W opublikowanej w serii Amerykańskiej Wydawnictwa Czarne książce „Najgłębsze Południe. Opowieści z Natchez, Missipi” Richard Grant zabiera czytelników do miasteczka, jakiego nie ma nigdzie indziej w Stanach Zjednoczonych, gdzie przeszłość jest często ważniejsza niż teraźniejszość, a złożoność problemów rasowych Ameryki odbija się jak w soczewce.

Richard Grant twierdzi, że wystarczyły trzy lub cztery godziny w Natchez, by zdecydował się napisać książkę o tej niezwykłej miejscowości i jej mieszkańcach. Po raz pierwszy przyjechał tam w 2017 roku na zaproszenie miejscowej szefowej kuchni i pisarki kulinarnej Reginy Charboneau, którą poznał na festiwalu literackim. Zorganizowała mu spotkanie z czytelnikami, a potem zabrała na wieczorne przyjęcie. Wtedy Grant się przekonał, że określanie „Natchez” mianem „wyjątkowego” nie jest wcale przesadą.

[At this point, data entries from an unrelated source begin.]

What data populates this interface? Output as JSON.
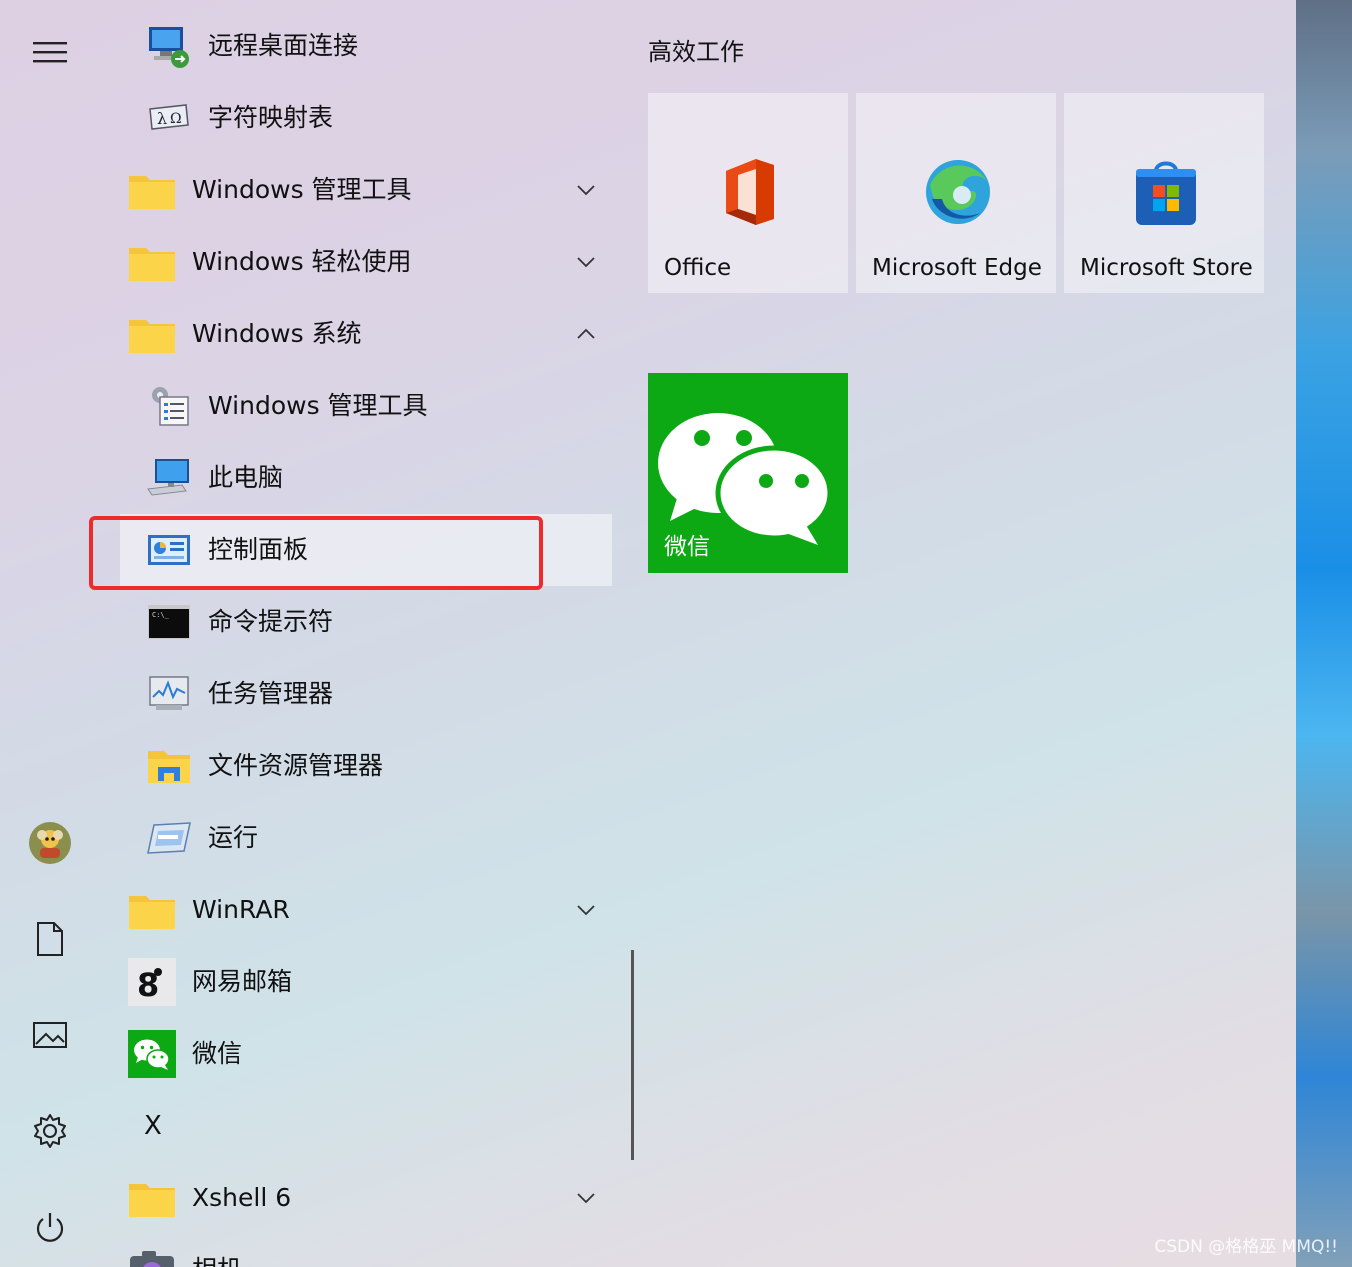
{
  "rail": {
    "items": [
      {
        "name": "menu-icon"
      },
      {
        "name": "avatar"
      },
      {
        "name": "document-icon"
      },
      {
        "name": "pictures-icon"
      },
      {
        "name": "settings-gear-icon"
      },
      {
        "name": "power-icon"
      }
    ]
  },
  "app_list": {
    "items": [
      {
        "label": "远程桌面连接",
        "icon": "remote-desktop-icon"
      },
      {
        "label": "字符映射表",
        "icon": "character-map-icon"
      },
      {
        "label": "Windows 管理工具",
        "icon": "folder-icon",
        "expand": "collapsed"
      },
      {
        "label": "Windows 轻松使用",
        "icon": "folder-icon",
        "expand": "collapsed"
      },
      {
        "label": "Windows 系统",
        "icon": "folder-icon",
        "expand": "expanded"
      },
      {
        "label": "Windows 管理工具",
        "icon": "admin-tools-icon"
      },
      {
        "label": "此电脑",
        "icon": "this-pc-icon"
      },
      {
        "label": "控制面板",
        "icon": "control-panel-icon",
        "selected": true
      },
      {
        "label": "命令提示符",
        "icon": "command-prompt-icon"
      },
      {
        "label": "任务管理器",
        "icon": "task-manager-icon"
      },
      {
        "label": "文件资源管理器",
        "icon": "file-explorer-icon"
      },
      {
        "label": "运行",
        "icon": "run-icon"
      },
      {
        "label": "WinRAR",
        "icon": "folder-icon",
        "expand": "collapsed"
      },
      {
        "label": "网易邮箱",
        "icon": "netease-mail-icon"
      },
      {
        "label": "微信",
        "icon": "wechat-icon"
      },
      {
        "label": "X",
        "icon": ""
      },
      {
        "label": "Xshell 6",
        "icon": "folder-icon",
        "expand": "collapsed"
      },
      {
        "label": "相机",
        "icon": "camera-icon"
      }
    ]
  },
  "tiles": {
    "group_title": "高效工作",
    "items": [
      {
        "label": "Office",
        "icon": "office-icon"
      },
      {
        "label": "Microsoft Edge",
        "icon": "edge-icon"
      },
      {
        "label": "Microsoft Store",
        "icon": "store-icon"
      },
      {
        "label": "微信",
        "icon": "wechat-icon",
        "color": "#0ca915"
      }
    ]
  },
  "colors": {
    "highlight": "#ef2a2a",
    "wechat_green": "#0ca915",
    "folder_yellow": "#f9cf3c"
  },
  "watermark": "CSDN @格格巫 MMQ!!"
}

We wrześniu 1862 roku, w trakcie wojny secesyjnej, wojska Konfederacji z Natchez – jak rzadko kiedy – poddały się bez walki. Z tego powodu miasto nie spłonęło doszczętnie jak wiele innych miejscowości, a obecnie może poszczycić się największym skupiskiem okazałych rezydencji z czasów plantatorów i niewolnictwa na Południu Stanów Zjednoczonych. W 1931 roku, gdy kraj trawił wielki kryzys, sytuacja potomków dawnych właścicieli ziemskich w Natchez zrobiła się bardzo trudna. Damy zrzeszone w miejscowym klubie ogrodowym uznały, że mogłyby podreperować rodzinne budżety, gdyby zaczęły oprowadzać turystów po swoich domostwach. Z zakurzonych strychów wyciągnęły dawne krynoliny i liberie dla służących. Kiedy więc goście przybyli, mogli poczuć się, jakby cofnęli się w czasie. Pomysł okazał się wielkim sukcesem i zaowocował tradycją, która kultywowana jest po dziś dzień.

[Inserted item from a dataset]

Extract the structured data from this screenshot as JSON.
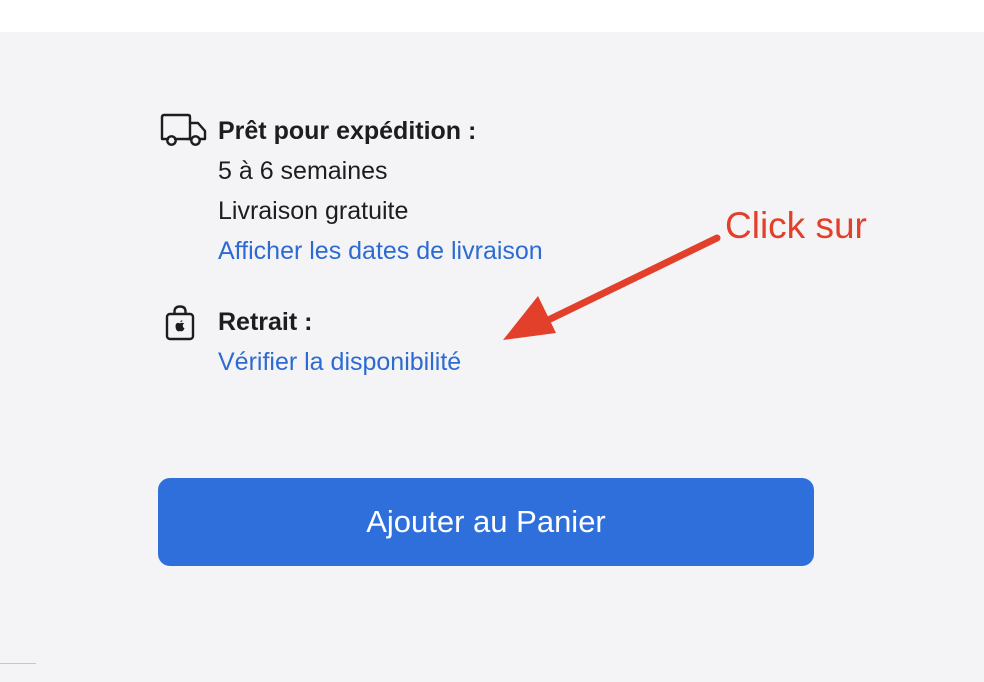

Wprawdzie najlepsze lata Natchez ma już za sobą, ale do miasta nadal ściągają licznie Amerykanie pragnący zobaczyć rezydencje sprzed wojny secesyjnej. Te tzw. wiosenne pielgrzymki i towarzyszące im parady nabierają jednak obecnie gorzkiego posmaku. Trudno bowiem pokazywać Dawne Południe, nie wspominając o niewolnictwie i wyzysku, o czym przypomina czarnoskóra społeczność. Z drugiej jednak strony część gości przyjeżdża w celach czysto rozrywkowych i nie chce słuchać o cierpieniu czyichś przodków, a i niektórzy gospodarze wolą podtrzymywać romantyczną wizję tamtych czasów, zakodowaną w popkulturze dzięki takim filmowym dziełom jak „Przeminęło z wiatrem”.

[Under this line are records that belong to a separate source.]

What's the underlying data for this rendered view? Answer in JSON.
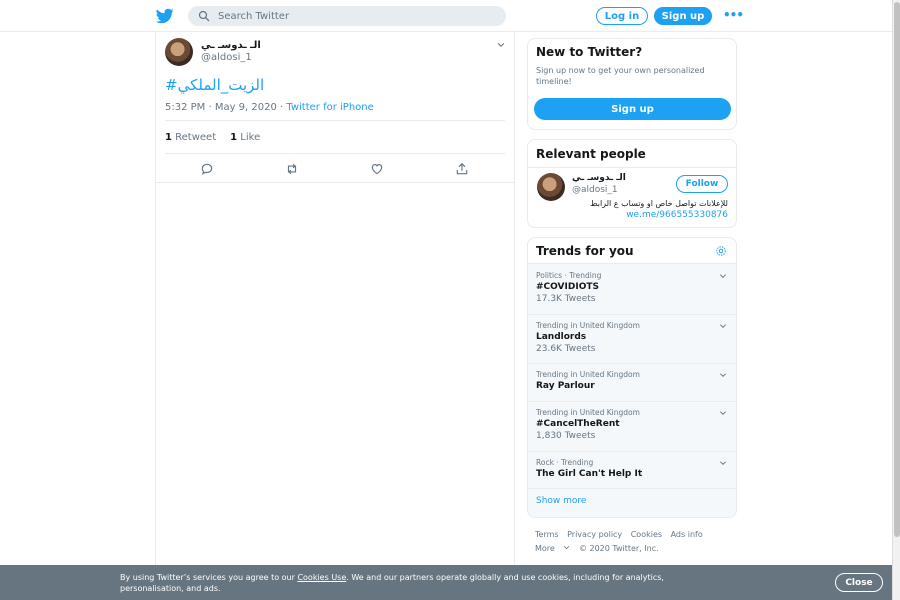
{
  "header": {
    "search_placeholder": "Search Twitter",
    "login_label": "Log in",
    "signup_label": "Sign up",
    "more_label": "•••"
  },
  "tweet": {
    "author_name": "الـ ـدوسـ ـي",
    "author_handle": "@aldosi_1",
    "text": "#الزيت_الملكي",
    "time": "5:32 PM · May 9, 2020 · ",
    "source": "Twitter for iPhone",
    "retweet_count": "1",
    "retweet_label": "Retweet",
    "like_count": "1",
    "like_label": "Like"
  },
  "new_to_twitter": {
    "title": "New to Twitter?",
    "description": "Sign up now to get your own personalized timeline!",
    "signup_label": "Sign up"
  },
  "relevant_people": {
    "title": "Relevant people",
    "name": "الـ ـدوسـ ـي",
    "handle": "@aldosi_1",
    "follow_label": "Follow",
    "bio": "للإعلانات تواصل خاص او وتساب ع الرابط",
    "link": "we.me/966555330876"
  },
  "trends": {
    "title": "Trends for you",
    "items": [
      {
        "context": "Politics · Trending",
        "name": "#COVIDIOTS",
        "count": "17.3K Tweets"
      },
      {
        "context": "Trending in United Kingdom",
        "name": "Landlords",
        "count": "23.6K Tweets"
      },
      {
        "context": "Trending in United Kingdom",
        "name": "Ray Parlour",
        "count": ""
      },
      {
        "context": "Trending in United Kingdom",
        "name": "#CancelTheRent",
        "count": "1,830 Tweets"
      },
      {
        "context": "Rock · Trending",
        "name": "The Girl Can't Help It",
        "count": ""
      }
    ],
    "show_more": "Show more"
  },
  "footer": {
    "terms": "Terms",
    "privacy": "Privacy policy",
    "cookies": "Cookies",
    "ads": "Ads info",
    "more": "More",
    "copyright": "© 2020 Twitter, Inc."
  },
  "cookie_bar": {
    "text_before": "By using Twitter’s services you agree to our ",
    "link": "Cookies Use",
    "text_after": ". We and our partners operate globally and use cookies, including for analytics, personalisation, and ads.",
    "close_label": "Close"
  },
  "colors": {
    "accent": "#1da1f2",
    "text": "#14171a",
    "muted": "#657786",
    "cookie_bg": "#66757f"
  }
}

Grant pojawia się w mieście będącym u progu zmian, gdzie – jak sam pisze – „niewolnictwo połączyło dwie społeczności węzłem zależności i wrogości, a wewnętrzna sprzeczność tej pierwotnej relacji nigdy nie została rozwiązana”. Opisując historię Natchez i ludzi w nim mieszkających, daje wgląd w złożoność kwestii rasowych.

Jak to możliwe, że miasto, w którym kiedyś zorganizowano największy w kraju wiec Ku Klux Klanu, w 2016 roku przewagą 91% głosów wybrało czarnoskórego burmistrza? Dlaczego postępowa i tolerancyjna organizatorka przyjęć trzyma na ścianie duży obraz olejny przedstawiający jej syna ubranego w mundur konfederatów? Jak doszło do tego, że czarnoskóra kobieta w czasach segregacji otworzyła w samym centrum, tuż pod nosem burmistrza, szeryfa i duchowieństwa, całkiem jawnie działający, choć nielegalny burdel? Na te i wiele innych pytań Grant udziela odpowiedzi.

Na kartach „Najgłębszego Południa” poznajemy dwa miejscowe kluby ogrodowe, które są ze sobą w konflikcie od ponad 80 lat, odwiedzamy dom, gdzie w słoju stoi pleśniejący tort sprzed kilku dekad czy wreszcie oglądamy kolekcję pary gejów, którzy w odrestaurowanej rezydencji trzymają popiersie pierwszego Wielkiego Maga Ku Klux Klanu i unikatowe wydanie książki jedynego prezydenta Skonfederowanych Stanów Ameryki, bo – co przyznają z rozbrajającą szczerością – „uwielbiają Konfederację”. „To miejsce, o którym trzeba było napisać” – mówi o Natchez Richard Grant.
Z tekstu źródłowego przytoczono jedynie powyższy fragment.